The world economy is based on growth in the same way life itself is. A big part of this growth is population. Any successful species will grow in numbers and populate until it runs into some level of competition to slow that growth. Humans have no competition at the moment. Thus, our numbers continue to increase.
So, what does this mean for the individual person? It means more competition from other humans.
There has mean a lot of buzz in recent years over the “shrinking middle class” along with the decreased value of a college degree. This is all due to competition. Scarcity creates value and abundance lowers value. A college degree is powerful when it is rare. When everyone has a college degree, the value of it drops.
The shrinking middle class is also partially due to the laws of scarcity and abundance. However, the problem is more complex. As technology improves and progresses, certain jobs and industries become obsolete. Even jobs like cashier and bartender are slowly being replaced by computers and robots.
One driving force behind this situation is the increased need for profit and efficiency. Machines are more efficient than people and can work longer hours. They also don’t take sick days, require health insurance, quit to work somewhere else or require a paycheck. Machines are simply lower maintenance and more reliable than people.
Any business looking to maximize profits will favor the machine over the person. And anyone who can build a machine to solve a problem will gain a large financial reward. Thus, the number of low skilled jobs continue to decline as the number of available people continues to increase. This creates more competition among people. The result is in a shrinking middle class.

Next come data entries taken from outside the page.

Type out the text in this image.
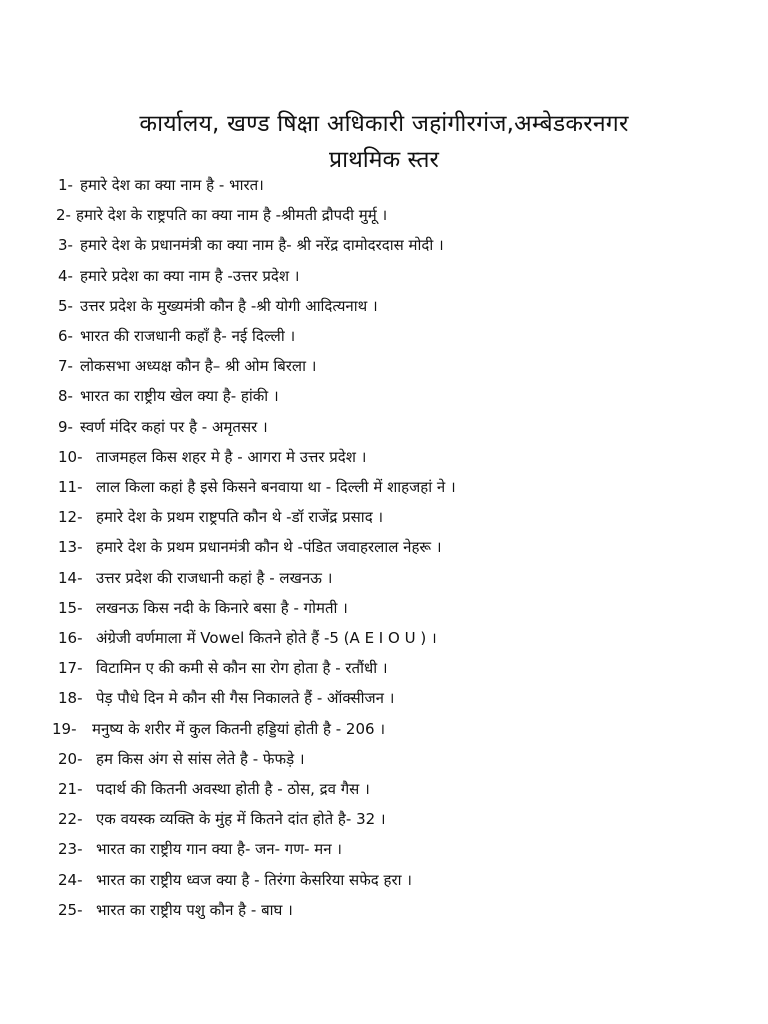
कार्यालय, खण्ड षिक्षा अधिकारी जहांगीरगंज,अम्बेडकरनगर
प्राथमिक स्तर
1- हमारे देश का क्या नाम है - भारत।
2- हमारे देश के राष्ट्रपति का क्या नाम है -श्रीमती द्रौपदी मुर्मू ।
3- हमारे देश के प्रधानमंत्री का क्या नाम है- श्री नरेंद्र दामोदरदास मोदी ।
4- हमारे प्रदेश का क्या नाम है -उत्तर प्रदेश ।
5- उत्तर प्रदेश के मुख्यमंत्री कौन है -श्री योगी आदित्यनाथ ।
6- भारत की राजधानी कहाँ है- नई दिल्ली ।
7- लोकसभा अध्यक्ष कौन है– श्री ओम बिरला ।
8- भारत का राष्ट्रीय खेल क्या है- हांकी ।
9- स्वर्ण मंदिर कहां पर है - अमृतसर ।
10- ताजमहल किस शहर मे है - आगरा मे उत्तर प्रदेश ।
11- लाल किला कहां है इसे किसने बनवाया था - दिल्ली में शाहजहां ने ।
12- हमारे देश के प्रथम राष्ट्रपति कौन थे -डॉ राजेंद्र प्रसाद ।
13- हमारे देश के प्रथम प्रधानमंत्री कौन थे -पंडित जवाहरलाल नेहरू ।
14- उत्तर प्रदेश की राजधानी कहां है - लखनऊ ।
15- लखनऊ किस नदी के किनारे बसा है - गोमती ।
16- अंग्रेजी वर्णमाला में Vowel कितने होते हैं -5 (A E I O U ) ।
17- विटामिन ए की कमी से कौन सा रोग होता है - रतौंधी ।
18- पेड़ पौधे दिन मे कौन सी गैस निकालते हैं - ऑक्सीजन ।
19- मनुष्य के शरीर में कुल कितनी हड्डियां होती है - 206 ।
20- हम किस अंग से सांस लेते है - फेफड़े ।
21- पदार्थ की कितनी अवस्था होती है - ठोस, द्रव गैस ।
22- एक वयस्क व्यक्ति के मुंह में कितने दांत होते है- 32 ।
23- भारत का राष्ट्रीय गान क्या है- जन- गण- मन ।
24- भारत का राष्ट्रीय ध्वज क्या है - तिरंगा केसरिया सफेद हरा ।
25- भारत का राष्ट्रीय पशु कौन है - बाघ ।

Given this situation, the need for the individual person to be as authentic as possible is more important than ever. Back when blue collar jobs were more lucrative and plentiful, it made more sense to follow a cookie cutter lifestyle and have an “worker bee” mindset. And this is largely still the mindset schools and universities teach. How to be a good “worker bee” and conform to the work culture of the day.

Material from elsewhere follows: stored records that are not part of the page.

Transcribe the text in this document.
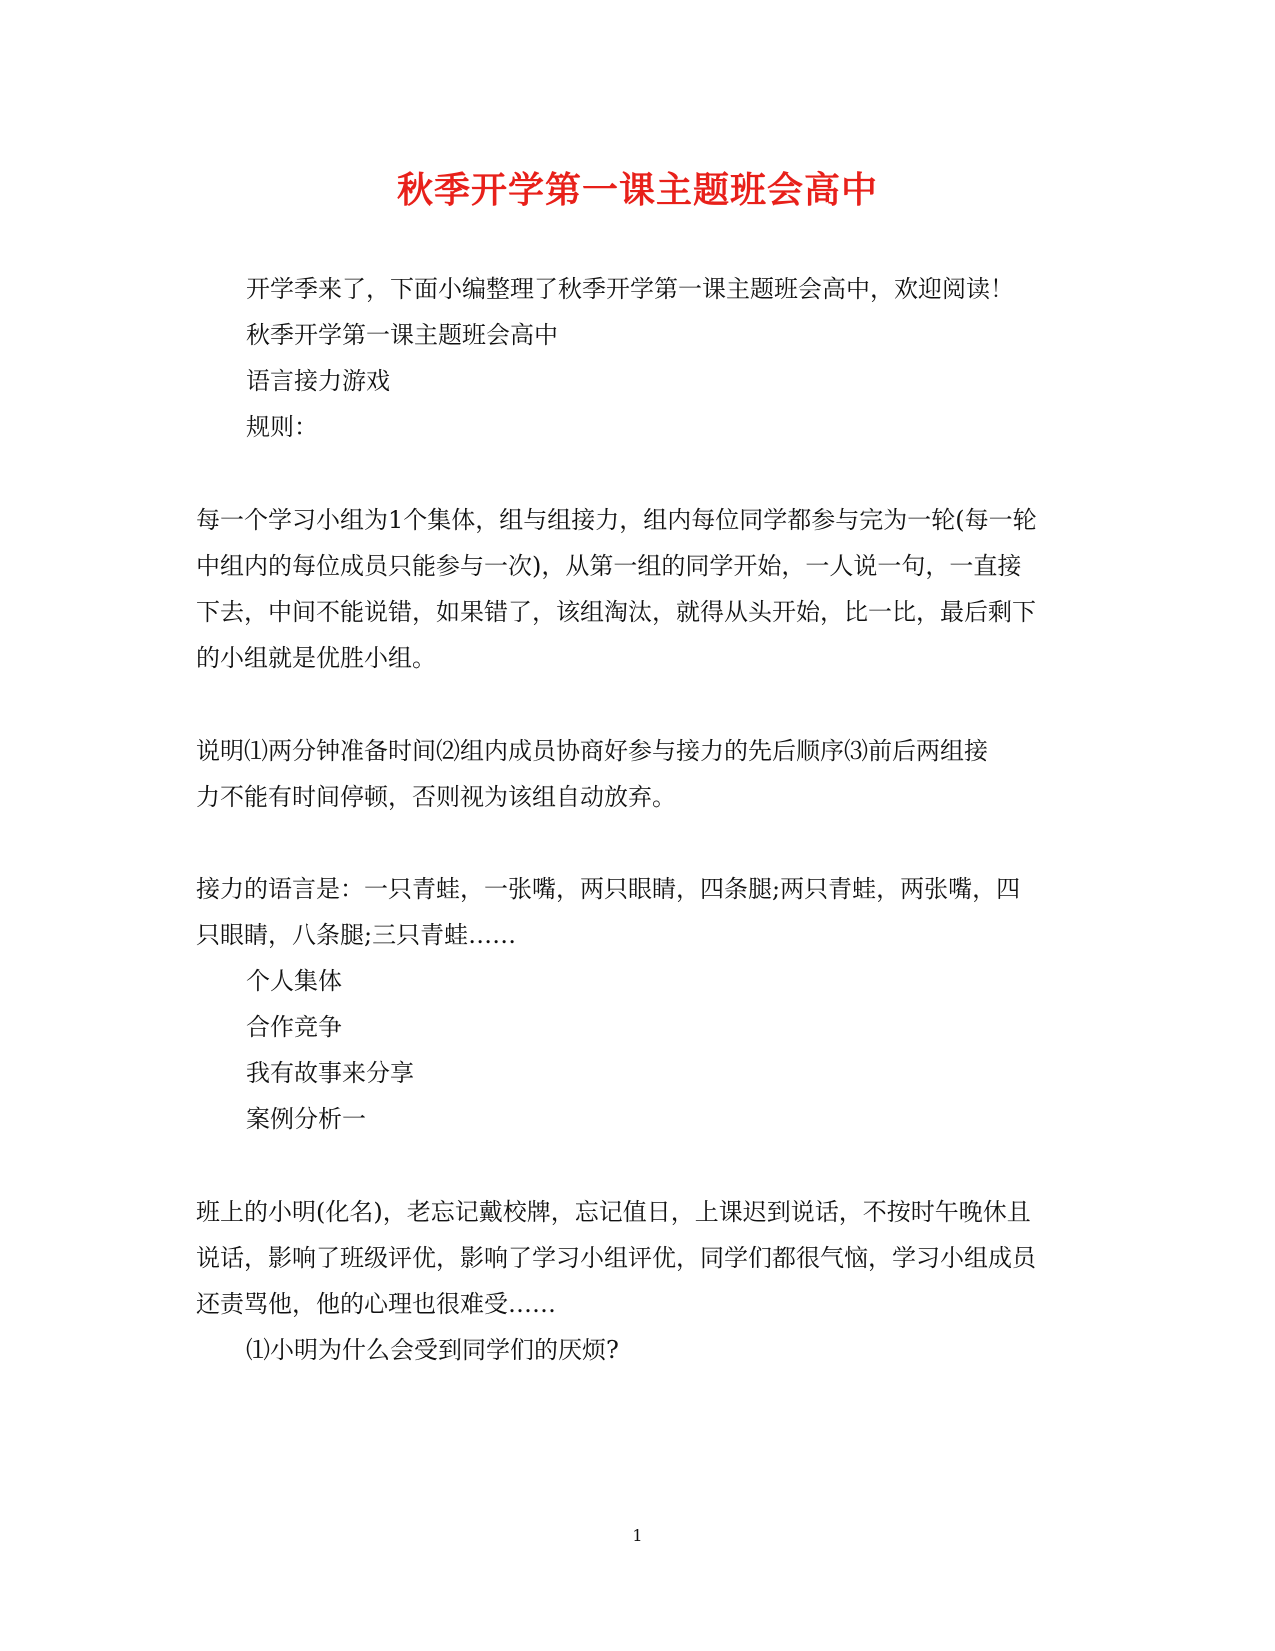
秋季开学第一课主题班会高中
开学季来了，下面小编整理了秋季开学第一课主题班会高中，欢迎阅读！
秋季开学第一课主题班会高中
语言接力游戏
规则：
每一个学习小组为1个集体，组与组接力，组内每位同学都参与完为一轮(每一轮
中组内的每位成员只能参与一次)，从第一组的同学开始，一人说一句，一直接
下去，中间不能说错，如果错了，该组淘汰，就得从头开始，比一比，最后剩下
的小组就是优胜小组。
说明⑴两分钟准备时间⑵组内成员协商好参与接力的先后顺序⑶前后两组接
力不能有时间停顿，否则视为该组自动放弃。
接力的语言是：一只青蛙，一张嘴，两只眼睛，四条腿;两只青蛙，两张嘴，四
只眼睛，八条腿;三只青蛙……
个人集体
合作竞争
我有故事来分享
案例分析一
班上的小明(化名)，老忘记戴校牌，忘记值日，上课迟到说话，不按时午晚休且
说话，影响了班级评优，影响了学习小组评优，同学们都很气恼，学习小组成员
还责骂他，他的心理也很难受……
⑴小明为什么会受到同学们的厌烦?
1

The challenge is the increased competition. College graduates today face far more competition than college graduates ten or twenty years ago. With more competition comes a decreased probability of success. The likelihood that someone is smarter than you, more talented than you, or better connected than you goes up with every new person in the market.
With more people in the market, differentiation becomes more challenging. What makes you better than the last candidate applying for the job?

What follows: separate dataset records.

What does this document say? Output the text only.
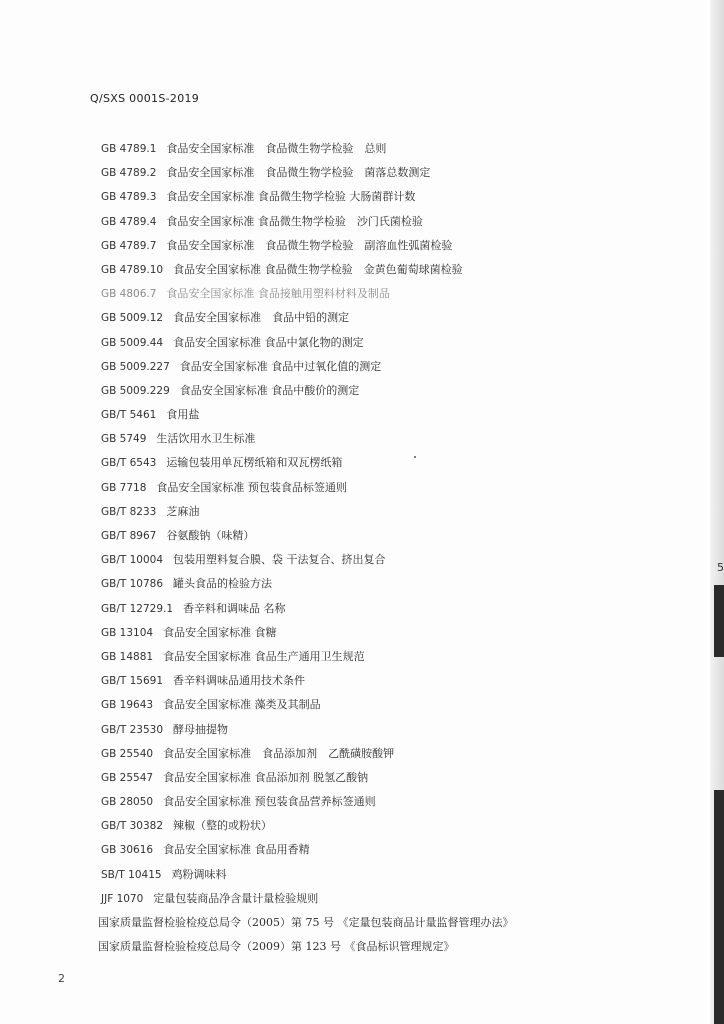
5
Q/SXS 0001S-2019
GB 4789.1 食品安全国家标准　食品微生物学检验　总则
GB 4789.2 食品安全国家标准　食品微生物学检验　菌落总数测定
GB 4789.3 食品安全国家标准 食品微生物学检验 大肠菌群计数
GB 4789.4 食品安全国家标准 食品微生物学检验　沙门氏菌检验
GB 4789.7 食品安全国家标准　食品微生物学检验　副溶血性弧菌检验
GB 4789.10 食品安全国家标准 食品微生物学检验　金黄色葡萄球菌检验
GB 4806.7 食品安全国家标准 食品接触用塑料材料及制品
GB 5009.12 食品安全国家标准　食品中铅的测定
GB 5009.44 食品安全国家标准 食品中氯化物的测定
GB 5009.227 食品安全国家标准 食品中过氧化值的测定
GB 5009.229 食品安全国家标准 食品中酸价的测定
GB/T 5461 食用盐
GB 5749 生活饮用水卫生标准
GB/T 6543 运输包装用单瓦楞纸箱和双瓦楞纸箱
GB 7718 食品安全国家标准 预包装食品标签通则
GB/T 8233 芝麻油
GB/T 8967 谷氨酸钠（味精）
GB/T 10004 包装用塑料复合膜、袋 干法复合、挤出复合
GB/T 10786 罐头食品的检验方法
GB/T 12729.1 香辛料和调味品 名称
GB 13104 食品安全国家标准 食糖
GB 14881 食品安全国家标准 食品生产通用卫生规范
GB/T 15691 香辛料调味品通用技术条件
GB 19643 食品安全国家标准 藻类及其制品
GB/T 23530 酵母抽提物
GB 25540 食品安全国家标准　食品添加剂　乙酰磺胺酸钾
GB 25547 食品安全国家标准 食品添加剂 脱氢乙酸钠
GB 28050 食品安全国家标准 预包装食品营养标签通则
GB/T 30382 辣椒（整的或粉状）
GB 30616 食品安全国家标准 食品用香精
SB/T 10415 鸡粉调味料
JJF 1070 定量包装商品净含量计量检验规则
国家质量监督检验检疫总局令（2005）第 75 号 《定量包装商品计量监督管理办法》
国家质量监督检验检疫总局令（2009）第 123 号 《食品标识管理规定》
2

High degrees of market saturation cause a decrease in available market share. If you are the only coffee shop in town, you enjoy all the market share for anyone who wants coffee. This leads to higher profits. But what happens when there are ten, twenty or even fifty other coffee shops in town? Now, you have to be better, or you risk losing all the market share.
Competition forces everyone to step up their game in a big way. And only the most authentic individuals win. This is because authenticity creates scarcity. Creating scarcity is the key to high market share. When you are rare, scarce and hard to replace, you enjoy more abundance of resources, opportunities, and choices. When you are common and easy to replace, your value drops.
Unfortunately, society largely teaches people to be “common” and to suppress most or all of what makes them different from others. This leads many people to doubt or second guess their dreams and brilliant plans. Often at their own peril in the long run. While peer pressure is great for the good of the group, it can often lead to disaster for the individual.
Furthermore, too much deviation from the norm is not good either. It can lead to self-destructive behavior and damaging levels of backlash from society. This is the competition dilemma of life. How to be different enough to thrive, but not so different that you lose your fighting chance all together.